To enable the deletion job and set a custom schedule, modify the Helm values as needed. For instance, to run the deletion job every Friday at midnight with a grace period of 7 days:

jobs:
deletion:
enabled: true
cron: "0 0 0 * * FRI"
gracePeriodInDays: 7
transactionBatchSize: 500 # Default batch size for deletion transactions

PVC Document Cleanup

Documents uploaded to Dossier Organizer's internal storage (PVC/filesystem) during operations such as flow-based exports may become orphaned over time — for example, if an export job completes or fails without the collection being deleted. These documents are no longer referenced by any collection element but still occupy storage.

The PVC Document Cleanup Job runs on a schedule and removes such orphaned documents once they are older than a configurable retention period.

Note: This job is only relevant when using a filesystem or EhCache backend (i.e. PVC storage). It is not needed for S3-backed deployments, where storage lifecycle policies can be used instead. Which backend is in use is determined by your Storage Configuration, so review that page first — it is a precondition for this job.

Configuration via Helm

jobs:
pvcDocumentCleanup:
enabled: false # Set to true to enable the cleanup job
cron: "0 0 2 * * ?" # Default cron expression — runs nightly at 2am
retentionPeriod: 30d # Documents younger than this are never deleted
skipCollectionCheck: true # Set to false to protect documents still referenced by a collection
  • enabled: Enables or disables the job. Defaults to false.
  • cron: Cron expression controlling when the job runs. The default 0 0 2 * * ? schedules it every night at 2:00 AM.
  • retentionPeriod: Minimum age a document must have before it is eligible for deletion. This safety margin prevents newly uploaded documents from being deleted before they are referenced. Accepts a duration with a unit suffix — d (days), h (hours), m (minutes) or s (seconds) — so sub-day retention such as 12h or 90m is supported.

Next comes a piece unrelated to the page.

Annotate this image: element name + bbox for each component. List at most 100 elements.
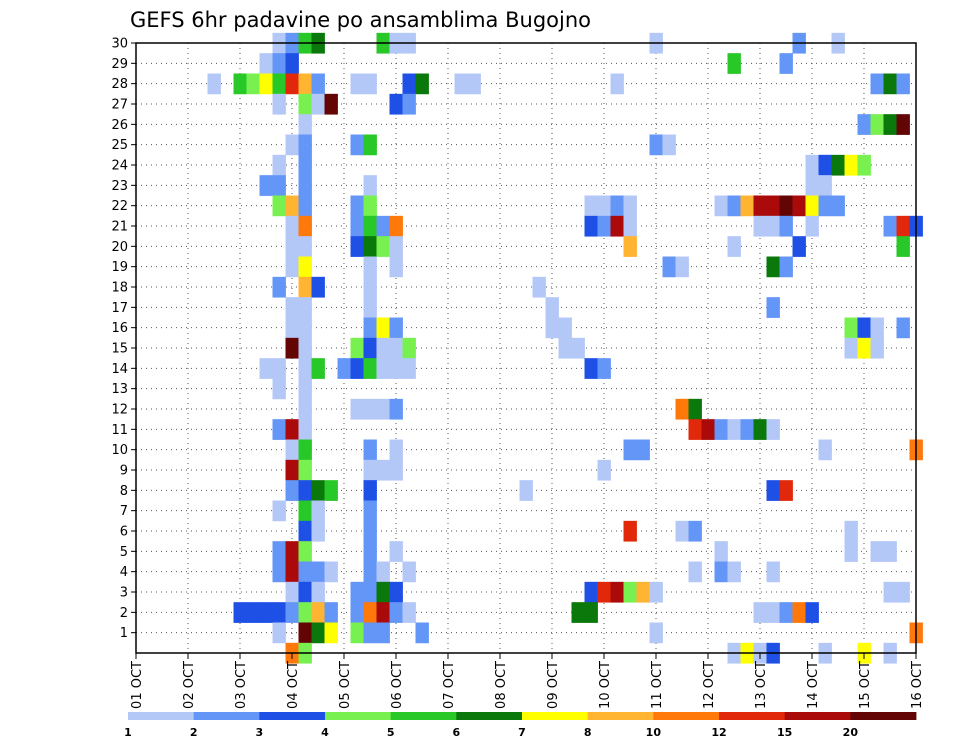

Defaults to 30d.
  • skipCollectionCheck: When true (default), all documents older than the retention period are deleted unconditionally without scanning collections first. Set to false to protect documents that are still referenced by an active collection element.

Performance note: Setting skipCollectionCheck: false makes the job scan every collection and every element to build the set of referenced documents before deleting anything. On deployments with a large number of collections, or with very large collections, this scan can be slow and memory-intensive.

Example

To enable the job with a 14-day retention period, running every Sunday at 3:00 AM:

jobs:
pvcDocumentCleanup:
enabled: true
cron: "0 0 3 * * SUN"
retentionPeriod: 14d

Both jobs can be enabled simultaneously: when a collection is deleted by the Automated Deletion job, its documents become unreferenced and will be picked up by the next PVC Document Cleanup run.